We were very pleased with the session. It contains a number of important clues. The arthritis diagnosis, Jane said, was the only one the medical profession could offer, given its insights and viewpoints—but after all those years would she be able “to set it aside”? Seth has insisted all along that she doesn’t have arthritis per se. Instead, according to him, Jane adopted her physical immobility as a form of protection against going too far, too fast, with her unique abilities. Yet she also used her “symptoms” to intensify her focus upon those abilities, and to reinforce the strongly secretive aspects of both of our natures. I must add, however, that these three statements represent great simplifications of very complex psychological phenomena.

[... 13 paragraphs ...]

My hearing began to fail, at first gradually. Let people talk around me, I thought: I no longer cared.

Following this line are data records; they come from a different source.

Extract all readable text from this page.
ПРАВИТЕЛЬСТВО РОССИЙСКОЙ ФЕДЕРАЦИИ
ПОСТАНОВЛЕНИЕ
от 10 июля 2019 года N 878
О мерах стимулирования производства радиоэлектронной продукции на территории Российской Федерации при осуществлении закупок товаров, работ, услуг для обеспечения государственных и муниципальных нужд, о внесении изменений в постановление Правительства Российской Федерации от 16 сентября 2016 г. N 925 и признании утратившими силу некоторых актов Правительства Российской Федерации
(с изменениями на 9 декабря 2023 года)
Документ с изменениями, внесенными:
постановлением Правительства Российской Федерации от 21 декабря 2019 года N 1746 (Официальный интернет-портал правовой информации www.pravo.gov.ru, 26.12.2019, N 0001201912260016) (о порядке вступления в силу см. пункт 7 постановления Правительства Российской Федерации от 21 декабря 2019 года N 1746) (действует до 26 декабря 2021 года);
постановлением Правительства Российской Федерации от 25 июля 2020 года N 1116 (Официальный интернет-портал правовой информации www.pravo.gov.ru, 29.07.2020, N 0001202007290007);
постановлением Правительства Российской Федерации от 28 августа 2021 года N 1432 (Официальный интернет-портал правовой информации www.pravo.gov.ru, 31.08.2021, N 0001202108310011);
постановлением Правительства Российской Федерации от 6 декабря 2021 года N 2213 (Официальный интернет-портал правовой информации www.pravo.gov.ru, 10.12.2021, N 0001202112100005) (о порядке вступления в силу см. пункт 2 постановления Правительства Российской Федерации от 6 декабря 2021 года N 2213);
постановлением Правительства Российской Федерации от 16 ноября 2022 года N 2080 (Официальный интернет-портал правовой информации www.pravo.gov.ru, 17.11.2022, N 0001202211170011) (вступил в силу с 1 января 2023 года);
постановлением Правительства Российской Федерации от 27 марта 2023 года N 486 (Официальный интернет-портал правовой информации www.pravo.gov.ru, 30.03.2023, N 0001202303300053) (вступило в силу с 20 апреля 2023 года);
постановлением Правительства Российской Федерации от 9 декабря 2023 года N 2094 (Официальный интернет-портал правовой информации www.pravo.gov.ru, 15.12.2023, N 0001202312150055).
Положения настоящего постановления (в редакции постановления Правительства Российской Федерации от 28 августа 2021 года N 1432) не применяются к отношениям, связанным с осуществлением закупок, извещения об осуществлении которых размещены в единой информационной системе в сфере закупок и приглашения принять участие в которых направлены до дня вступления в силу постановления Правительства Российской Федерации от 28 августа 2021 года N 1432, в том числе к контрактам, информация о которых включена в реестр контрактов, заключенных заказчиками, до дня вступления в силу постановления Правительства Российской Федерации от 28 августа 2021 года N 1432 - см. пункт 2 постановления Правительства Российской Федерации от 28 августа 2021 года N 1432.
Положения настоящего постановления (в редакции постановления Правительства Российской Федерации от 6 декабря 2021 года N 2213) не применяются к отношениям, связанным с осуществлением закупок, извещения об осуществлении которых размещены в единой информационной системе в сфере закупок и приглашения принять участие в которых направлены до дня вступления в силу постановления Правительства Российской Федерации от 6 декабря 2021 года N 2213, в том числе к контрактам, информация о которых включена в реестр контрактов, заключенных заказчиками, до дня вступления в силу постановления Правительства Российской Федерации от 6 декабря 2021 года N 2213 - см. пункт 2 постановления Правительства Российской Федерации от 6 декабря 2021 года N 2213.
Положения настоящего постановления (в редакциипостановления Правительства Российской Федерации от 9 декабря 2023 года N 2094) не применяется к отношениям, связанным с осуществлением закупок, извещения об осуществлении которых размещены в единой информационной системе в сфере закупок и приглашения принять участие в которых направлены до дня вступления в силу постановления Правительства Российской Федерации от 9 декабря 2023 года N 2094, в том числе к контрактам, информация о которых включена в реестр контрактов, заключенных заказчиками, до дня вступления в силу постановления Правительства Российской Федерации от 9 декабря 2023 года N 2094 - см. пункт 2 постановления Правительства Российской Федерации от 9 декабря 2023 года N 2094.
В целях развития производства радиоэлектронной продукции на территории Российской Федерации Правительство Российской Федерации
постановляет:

Then with bewildering impact I found myself one day almost entirely deaf. Here was no gentle lulling silence, for the absence of sound frightened me beyond anything I could remember. (Long pause.) Was Rob in the room? If I couldn’t see him I couldn’t tell. Did he stand protectively just behind my chair, ready to help me in my maneuvers into bed, or was he in the kitchen, rooms away? There were no sounds of footsteps upon the carpeted floors, no telltale hint of activity. The experience interrupted my retreat. I remember somehow equating all the silence about me with a forbidding white wall. And in parentheses: (I don’t know why I felt that way, but I did.) I couldn’t die deaf (Jane said with a laugh at 11:45). I think I had imagined that everything would shut down gradually. I certainly hadn’t planned on one sense suddenly turning off.

[... 6 paragraphs ...]

If earlier, however, Ruburt had the erroneous idea that he was going too fast—or would or could—and had to restrain himself and exert caution, now he received the medical prognosis, the “physical proof” that such was not the case, and in fact that the opposite was true: He was too slow. If our words could not convince him, or his own understanding grasp the truth, then you had the “truth” uttered with all of the medical profession’s authority. And if once a doctor had told him years ago how excellent was his hearing, the medical profession now told him that his slowness (his thyroid deficiency) had helped impair his hearing to an alarming degree.

[... 1 paragraph ...]

(Long pause at 7:46.) If Ruburt once found himself imagining that he must be strong and perfect enough to help solve everyone else’s problems, now he found himself relatively helpless and “undefended”—that is, his physical condition put him in [such a situation]. The superperfect, impractical self-image simply fell away. It could not survive such a situation.